Foi no balanço fixado na pracinha de um parque em Porto Alegre que a filha de um casal de amigos me contou neste domingo, com sorriso e uma covinha no rosto:
— Tia Kelly, amanhã eu vou voltar para a escola.
Enquanto balançava os pezinhos nas "alturas", ela me falou o nome da professora, pronunciou as cores em inglês e narrou que tinha arrumado sua mochila para o grande dia. Em dado momento, quando perguntei se ela não queria dormir comigo aquela noite e ela respondeu, de pronto:
— Mas tia Kelly, na tua casa não tem o meu uniforme.
Conto essas duas frases ditas pela pequena para ilustrar um pouco da expectativa, ontem pela manhã, de uma menina que aguardava ansiosamente pelo dia que em que iria rever a professora e os coleguinhas — sentimento que acabou frustrado na manhã desta segunda-feira. É que após decisão judicial o governo do Rio Grande do Sul emitiu nota comunicando que, neste momento, as aulas presenciais estão suspensas no Estado.

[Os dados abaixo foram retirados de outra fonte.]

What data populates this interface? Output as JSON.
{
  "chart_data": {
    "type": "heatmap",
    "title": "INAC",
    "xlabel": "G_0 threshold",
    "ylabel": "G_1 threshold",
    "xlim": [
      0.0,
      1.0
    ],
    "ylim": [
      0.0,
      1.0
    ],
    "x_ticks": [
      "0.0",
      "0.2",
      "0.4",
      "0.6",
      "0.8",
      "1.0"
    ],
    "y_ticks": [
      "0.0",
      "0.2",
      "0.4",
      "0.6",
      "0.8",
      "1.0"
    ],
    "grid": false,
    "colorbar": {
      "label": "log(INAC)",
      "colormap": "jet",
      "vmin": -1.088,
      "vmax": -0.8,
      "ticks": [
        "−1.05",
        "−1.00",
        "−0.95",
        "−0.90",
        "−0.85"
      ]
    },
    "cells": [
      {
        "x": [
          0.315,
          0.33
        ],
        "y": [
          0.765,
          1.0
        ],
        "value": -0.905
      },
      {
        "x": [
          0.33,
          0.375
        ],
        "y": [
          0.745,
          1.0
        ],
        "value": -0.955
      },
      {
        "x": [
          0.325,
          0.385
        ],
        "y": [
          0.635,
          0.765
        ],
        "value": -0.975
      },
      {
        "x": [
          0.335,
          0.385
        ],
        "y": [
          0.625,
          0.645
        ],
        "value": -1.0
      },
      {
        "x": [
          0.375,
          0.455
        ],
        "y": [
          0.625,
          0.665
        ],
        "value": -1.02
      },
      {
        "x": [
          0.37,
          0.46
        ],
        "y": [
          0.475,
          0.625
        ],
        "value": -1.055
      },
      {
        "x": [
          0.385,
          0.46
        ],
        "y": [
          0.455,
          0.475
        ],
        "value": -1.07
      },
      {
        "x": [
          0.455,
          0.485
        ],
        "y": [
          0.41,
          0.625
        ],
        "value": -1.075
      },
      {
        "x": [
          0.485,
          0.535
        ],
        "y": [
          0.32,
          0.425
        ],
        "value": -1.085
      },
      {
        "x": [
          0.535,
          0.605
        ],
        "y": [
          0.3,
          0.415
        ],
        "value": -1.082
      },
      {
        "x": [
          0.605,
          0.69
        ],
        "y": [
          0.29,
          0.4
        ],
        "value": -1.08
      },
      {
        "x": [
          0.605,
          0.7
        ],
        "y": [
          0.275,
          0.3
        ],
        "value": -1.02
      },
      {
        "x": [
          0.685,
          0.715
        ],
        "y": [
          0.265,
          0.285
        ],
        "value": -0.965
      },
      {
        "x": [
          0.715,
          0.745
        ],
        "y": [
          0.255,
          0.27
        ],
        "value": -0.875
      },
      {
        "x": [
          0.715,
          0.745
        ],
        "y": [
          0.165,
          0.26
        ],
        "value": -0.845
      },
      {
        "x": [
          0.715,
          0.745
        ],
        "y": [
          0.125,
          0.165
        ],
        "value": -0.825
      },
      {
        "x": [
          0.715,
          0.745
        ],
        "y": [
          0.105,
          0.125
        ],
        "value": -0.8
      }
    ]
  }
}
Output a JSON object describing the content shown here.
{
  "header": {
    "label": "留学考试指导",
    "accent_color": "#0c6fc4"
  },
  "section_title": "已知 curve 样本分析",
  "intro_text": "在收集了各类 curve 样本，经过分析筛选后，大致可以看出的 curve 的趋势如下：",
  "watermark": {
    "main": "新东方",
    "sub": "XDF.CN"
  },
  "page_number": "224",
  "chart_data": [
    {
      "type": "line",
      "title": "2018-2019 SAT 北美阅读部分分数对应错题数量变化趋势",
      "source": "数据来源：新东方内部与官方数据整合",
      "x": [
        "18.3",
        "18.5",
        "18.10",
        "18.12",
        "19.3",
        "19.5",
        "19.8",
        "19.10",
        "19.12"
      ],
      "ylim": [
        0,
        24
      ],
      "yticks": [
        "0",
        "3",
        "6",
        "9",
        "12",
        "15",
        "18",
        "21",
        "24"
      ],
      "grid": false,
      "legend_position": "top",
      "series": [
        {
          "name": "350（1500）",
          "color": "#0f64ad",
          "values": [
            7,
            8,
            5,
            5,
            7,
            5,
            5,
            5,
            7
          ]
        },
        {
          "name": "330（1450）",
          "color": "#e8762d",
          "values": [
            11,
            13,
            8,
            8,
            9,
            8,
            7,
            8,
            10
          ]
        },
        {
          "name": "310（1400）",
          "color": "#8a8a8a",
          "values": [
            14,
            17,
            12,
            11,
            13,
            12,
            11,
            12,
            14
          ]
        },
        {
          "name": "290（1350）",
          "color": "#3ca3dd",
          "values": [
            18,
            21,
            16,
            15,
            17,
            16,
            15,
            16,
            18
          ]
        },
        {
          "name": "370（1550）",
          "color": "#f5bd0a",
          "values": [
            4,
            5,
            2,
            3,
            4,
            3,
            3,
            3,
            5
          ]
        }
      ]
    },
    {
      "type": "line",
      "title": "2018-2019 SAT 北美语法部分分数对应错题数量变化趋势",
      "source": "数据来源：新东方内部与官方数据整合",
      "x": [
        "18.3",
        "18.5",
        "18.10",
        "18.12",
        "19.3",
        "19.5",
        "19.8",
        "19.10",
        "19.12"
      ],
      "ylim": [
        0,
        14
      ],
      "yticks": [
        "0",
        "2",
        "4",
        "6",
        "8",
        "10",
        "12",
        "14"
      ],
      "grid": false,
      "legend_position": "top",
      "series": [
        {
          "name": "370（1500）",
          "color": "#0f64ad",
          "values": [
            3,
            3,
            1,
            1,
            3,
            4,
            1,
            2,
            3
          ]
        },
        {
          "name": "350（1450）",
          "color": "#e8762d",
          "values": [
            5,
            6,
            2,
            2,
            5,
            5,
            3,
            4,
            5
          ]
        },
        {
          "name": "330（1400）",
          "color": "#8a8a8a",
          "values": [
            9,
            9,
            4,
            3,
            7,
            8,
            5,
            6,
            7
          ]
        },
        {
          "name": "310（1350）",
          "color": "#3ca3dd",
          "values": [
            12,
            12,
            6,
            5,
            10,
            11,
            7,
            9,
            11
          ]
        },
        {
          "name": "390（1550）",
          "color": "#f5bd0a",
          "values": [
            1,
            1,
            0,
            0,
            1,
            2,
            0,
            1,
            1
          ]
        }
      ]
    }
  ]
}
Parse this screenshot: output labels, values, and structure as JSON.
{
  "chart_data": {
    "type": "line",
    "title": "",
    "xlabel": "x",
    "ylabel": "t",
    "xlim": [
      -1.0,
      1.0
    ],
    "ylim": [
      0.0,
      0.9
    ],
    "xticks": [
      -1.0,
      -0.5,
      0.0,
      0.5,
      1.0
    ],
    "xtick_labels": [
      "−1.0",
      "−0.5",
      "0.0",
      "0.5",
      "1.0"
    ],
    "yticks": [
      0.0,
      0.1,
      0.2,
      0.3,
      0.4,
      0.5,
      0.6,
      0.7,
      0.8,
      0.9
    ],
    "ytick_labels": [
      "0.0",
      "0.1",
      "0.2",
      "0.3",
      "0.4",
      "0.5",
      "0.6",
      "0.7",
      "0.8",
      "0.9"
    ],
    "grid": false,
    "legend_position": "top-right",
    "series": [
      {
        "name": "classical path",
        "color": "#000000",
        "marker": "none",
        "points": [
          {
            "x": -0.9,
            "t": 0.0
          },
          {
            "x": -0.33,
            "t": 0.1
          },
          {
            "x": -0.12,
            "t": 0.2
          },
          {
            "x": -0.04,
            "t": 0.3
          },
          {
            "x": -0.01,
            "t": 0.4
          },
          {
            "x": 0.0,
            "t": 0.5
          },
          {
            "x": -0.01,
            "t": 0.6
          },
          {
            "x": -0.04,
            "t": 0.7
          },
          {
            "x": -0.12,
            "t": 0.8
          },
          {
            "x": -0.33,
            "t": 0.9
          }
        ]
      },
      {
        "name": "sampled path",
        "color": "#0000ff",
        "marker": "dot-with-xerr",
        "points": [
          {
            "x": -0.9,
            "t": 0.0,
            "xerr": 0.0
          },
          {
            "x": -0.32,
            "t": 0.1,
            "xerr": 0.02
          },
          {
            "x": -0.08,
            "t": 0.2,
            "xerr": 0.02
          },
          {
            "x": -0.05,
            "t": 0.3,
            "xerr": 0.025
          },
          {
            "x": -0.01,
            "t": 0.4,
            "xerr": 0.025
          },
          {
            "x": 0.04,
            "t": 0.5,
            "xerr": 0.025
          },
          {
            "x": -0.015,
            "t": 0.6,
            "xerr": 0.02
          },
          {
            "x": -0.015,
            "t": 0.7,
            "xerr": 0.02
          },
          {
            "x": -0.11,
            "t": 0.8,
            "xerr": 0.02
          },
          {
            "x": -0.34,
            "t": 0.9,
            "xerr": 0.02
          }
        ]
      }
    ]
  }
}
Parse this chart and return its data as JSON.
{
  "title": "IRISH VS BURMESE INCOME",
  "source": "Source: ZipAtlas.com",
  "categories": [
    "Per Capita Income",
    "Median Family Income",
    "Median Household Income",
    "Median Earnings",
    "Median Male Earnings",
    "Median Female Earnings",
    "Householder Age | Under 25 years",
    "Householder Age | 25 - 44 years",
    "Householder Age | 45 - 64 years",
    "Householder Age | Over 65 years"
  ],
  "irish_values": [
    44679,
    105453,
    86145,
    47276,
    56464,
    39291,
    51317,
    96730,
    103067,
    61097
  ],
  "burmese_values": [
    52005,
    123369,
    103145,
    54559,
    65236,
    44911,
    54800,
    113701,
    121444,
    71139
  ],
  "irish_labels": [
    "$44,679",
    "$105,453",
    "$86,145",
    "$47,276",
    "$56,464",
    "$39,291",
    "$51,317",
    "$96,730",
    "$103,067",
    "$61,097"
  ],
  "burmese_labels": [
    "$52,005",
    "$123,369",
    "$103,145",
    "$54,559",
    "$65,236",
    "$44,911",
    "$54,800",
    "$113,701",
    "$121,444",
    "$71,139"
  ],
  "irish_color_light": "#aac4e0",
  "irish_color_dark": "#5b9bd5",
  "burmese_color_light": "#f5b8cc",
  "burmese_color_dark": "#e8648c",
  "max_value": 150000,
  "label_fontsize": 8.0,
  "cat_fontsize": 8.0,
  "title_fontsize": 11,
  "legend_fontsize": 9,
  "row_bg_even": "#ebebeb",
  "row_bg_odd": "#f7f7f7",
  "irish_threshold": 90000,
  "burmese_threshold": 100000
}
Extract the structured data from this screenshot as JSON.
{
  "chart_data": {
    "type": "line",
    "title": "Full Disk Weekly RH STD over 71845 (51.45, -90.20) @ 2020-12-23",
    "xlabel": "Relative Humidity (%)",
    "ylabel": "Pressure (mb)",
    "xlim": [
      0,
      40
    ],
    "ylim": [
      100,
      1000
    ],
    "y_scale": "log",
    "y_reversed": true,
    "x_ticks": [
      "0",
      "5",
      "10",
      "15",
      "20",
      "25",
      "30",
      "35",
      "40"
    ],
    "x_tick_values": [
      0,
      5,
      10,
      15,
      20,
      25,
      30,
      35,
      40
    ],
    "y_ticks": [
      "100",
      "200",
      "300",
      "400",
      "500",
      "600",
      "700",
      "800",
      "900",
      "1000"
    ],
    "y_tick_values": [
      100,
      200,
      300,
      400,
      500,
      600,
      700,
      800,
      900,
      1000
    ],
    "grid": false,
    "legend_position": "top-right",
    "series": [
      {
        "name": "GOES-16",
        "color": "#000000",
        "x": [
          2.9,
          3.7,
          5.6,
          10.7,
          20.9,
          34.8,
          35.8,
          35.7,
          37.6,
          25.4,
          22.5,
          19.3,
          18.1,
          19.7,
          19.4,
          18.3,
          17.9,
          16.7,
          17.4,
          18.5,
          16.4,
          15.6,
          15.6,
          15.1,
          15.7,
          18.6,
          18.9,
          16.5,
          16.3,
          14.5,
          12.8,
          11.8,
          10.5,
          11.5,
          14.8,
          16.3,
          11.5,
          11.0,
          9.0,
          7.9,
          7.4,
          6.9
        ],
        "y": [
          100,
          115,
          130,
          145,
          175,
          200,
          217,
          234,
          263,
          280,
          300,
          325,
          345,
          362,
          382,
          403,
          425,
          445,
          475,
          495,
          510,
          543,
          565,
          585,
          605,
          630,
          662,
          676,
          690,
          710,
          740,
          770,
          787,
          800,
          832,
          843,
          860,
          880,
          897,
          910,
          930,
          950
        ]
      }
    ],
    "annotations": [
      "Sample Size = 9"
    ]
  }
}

O vaivém do retorno às aulas se deu porque no domingo (25), uma decisão da 1ª Vara da Fazenda Pública de Porto Alegre — a mesma que determinou a suspensão das aulas há dois meses — reafirmou que as atividades não podem ocorrer durante a vigência da bandeira preta, ainda que o Estado tenha editado novo decreto.
Não se trata aqui de discutir uma premissa básica para o ordenamento jurídico e o Estado democrático, afinal decisão judicial — goste-se ou não — se cumpre.
Mas é preciso observar com atenção quando a divergência de decisões por parte dos Poderes causa insegurança jurídica, confusão entre os entes envolvidos e, não menos relevante, a frustração de nossas crianças.
Na noite deste domingo, crianças e pais foram dormir com a perspectiva de levar os filhos ao colégio. Na manhã desta segunda-feira, parte das instituições chegou a receber alunos. E, de repente, não mais que de repente, o entendimento passou a ser outro. Faltou comunicação? Não seria possível construir algo de forma coesa?
A segunda-feira ainda reserva alguns longos capítulos da novela que não parece próxima de um final. Enquanto juízes, procuradores e autoridades do Estado tentam construir uma solução, com base na lei e na segurança de pais e professores, a nota triste é que são as crianças que lidam com a frustração de ter que guardar o uniforme na gaveta, mais uma vez, antes de voltar a vesti-lo.
Que o reencontro possa ser feito em breve, com segurança para todos. E com uma dose de amor e acolhimento para os pequenos.